Microsoft reveals Windows 8 upgrade paths for 7, XP, and Vista

With a new version of Windows on the horizon current Windows users are starting to wonder if they will be eligible to upgrade. Microsoft has shared with select partners which systems will be able to upgrade, and what they will need to do. Spoiler: if you’re on Windows 7 you’re in good shape. The full run down from ZDNet can be seen below:

  • Users will be able to upgrade to Windows 8 (the name of the entry-level consumer version of the operating system) from Windows 7 Starter, Windows 7 Home Basic and Windows 7 Home Premium while maintaining their existing Windows settings, personal files and applications.
  • Users will be able to upgrade to Windows 8 Pro from Windows 7 Starter, Windows 7 Home Basic, Windows 7 Home Premium, Windows 7 Professional and Windows 7 Ultimate while maintaining their existing Windows settings, personal files and applications.
  • Users will be able to upgrade to Windows 8 Enterprise (available to volume licensees with Software Assurance contracts only) from Windows 7 Professional and Windows 7 Enterprise while maintaining their existing Windows settings, personal files and applications.
  • Users will be able to upgrade to Windows 8 from Windows Vista (without SP1 installed) but only personal files (meaning data only) will be maintained. If upgrading from Vista with SP1, personal data and system settings will be maintained.
  • Users will be able to upgrade to Windows 8 from Windows XP with Service Pack 3 or higher but only personal files/data only will be maintained.

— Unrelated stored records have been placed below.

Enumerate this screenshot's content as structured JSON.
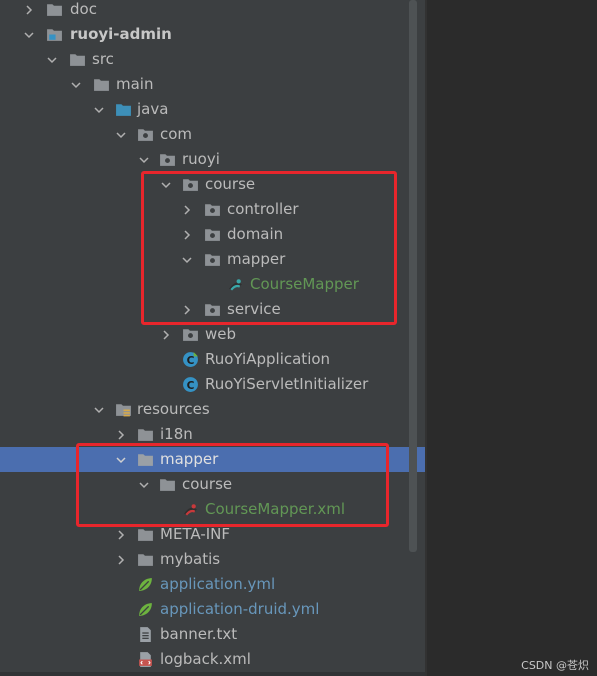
{
  "tree": {
    "rows": [
      {
        "label": "doc",
        "icon": "folder-icon",
        "expand": "chevron-right-icon"
      },
      {
        "label": "ruoyi-admin",
        "icon": "module-folder-icon",
        "expand": "chevron-down-icon"
      },
      {
        "label": "src",
        "icon": "folder-icon",
        "expand": "chevron-down-icon"
      },
      {
        "label": "main",
        "icon": "folder-icon",
        "expand": "chevron-down-icon"
      },
      {
        "label": "java",
        "icon": "source-root-icon",
        "expand": "chevron-down-icon"
      },
      {
        "label": "com",
        "icon": "package-icon",
        "expand": "chevron-down-icon"
      },
      {
        "label": "ruoyi",
        "icon": "package-icon",
        "expand": "chevron-down-icon"
      },
      {
        "label": "course",
        "icon": "package-icon",
        "expand": "chevron-down-icon"
      },
      {
        "label": "controller",
        "icon": "package-icon",
        "expand": "chevron-right-icon"
      },
      {
        "label": "domain",
        "icon": "package-icon",
        "expand": "chevron-right-icon"
      },
      {
        "label": "mapper",
        "icon": "package-icon",
        "expand": "chevron-down-icon"
      },
      {
        "label": "CourseMapper",
        "icon": "mybatis-interface-icon"
      },
      {
        "label": "service",
        "icon": "package-icon",
        "expand": "chevron-right-icon"
      },
      {
        "label": "web",
        "icon": "package-icon",
        "expand": "chevron-right-icon"
      },
      {
        "label": "RuoYiApplication",
        "icon": "spring-boot-class-icon"
      },
      {
        "label": "RuoYiServletInitializer",
        "icon": "class-icon"
      },
      {
        "label": "resources",
        "icon": "resources-root-icon",
        "expand": "chevron-down-icon"
      },
      {
        "label": "i18n",
        "icon": "folder-icon",
        "expand": "chevron-right-icon"
      },
      {
        "label": "mapper",
        "icon": "folder-icon",
        "expand": "chevron-down-icon"
      },
      {
        "label": "course",
        "icon": "folder-icon",
        "expand": "chevron-down-icon"
      },
      {
        "label": "CourseMapper.xml",
        "icon": "mybatis-xml-icon"
      },
      {
        "label": "META-INF",
        "icon": "folder-icon",
        "expand": "chevron-right-icon"
      },
      {
        "label": "mybatis",
        "icon": "folder-icon",
        "expand": "chevron-right-icon"
      },
      {
        "label": "application.yml",
        "icon": "spring-config-icon"
      },
      {
        "label": "application-druid.yml",
        "icon": "spring-config-icon"
      },
      {
        "label": "banner.txt",
        "icon": "text-file-icon"
      },
      {
        "label": "logback.xml",
        "icon": "xml-file-icon"
      }
    ]
  },
  "colors": {
    "tree_background": "#3c3f41",
    "selection": "#4b6eaf",
    "highlight_box": "#e8262c",
    "vcs_added_text": "#629755",
    "vcs_modified_text": "#6897bb"
  },
  "watermark": "CSDN @苍炽"
}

What won’t work: Users won’t be able to upgrade or keep their Windows settings, files or applications if doing a cross-language installation. (However, users will be able to keep personal files/data during a cross-language install by using Windows 8 Setup.) Microsoft also is also not allowing users interested in doing a cross-architecture — i.e., 32-bit to 64-bit — install to do so. Whether running Vista or Windows 7, these users won’t be able to keep their existing Windows settings, personal files and applications or data. They won’t be allowed to upgrade this way, period.

It looks like Microsoft has most users covered. A lot of people upgraded to Windows 7 since Vista was such a disaster, so most people should be able to upgrade and keep all their files and applications.


  • Still no news on the pricing? Or did I miss that somewhere along the timeline?

  • Still no word if I remember right.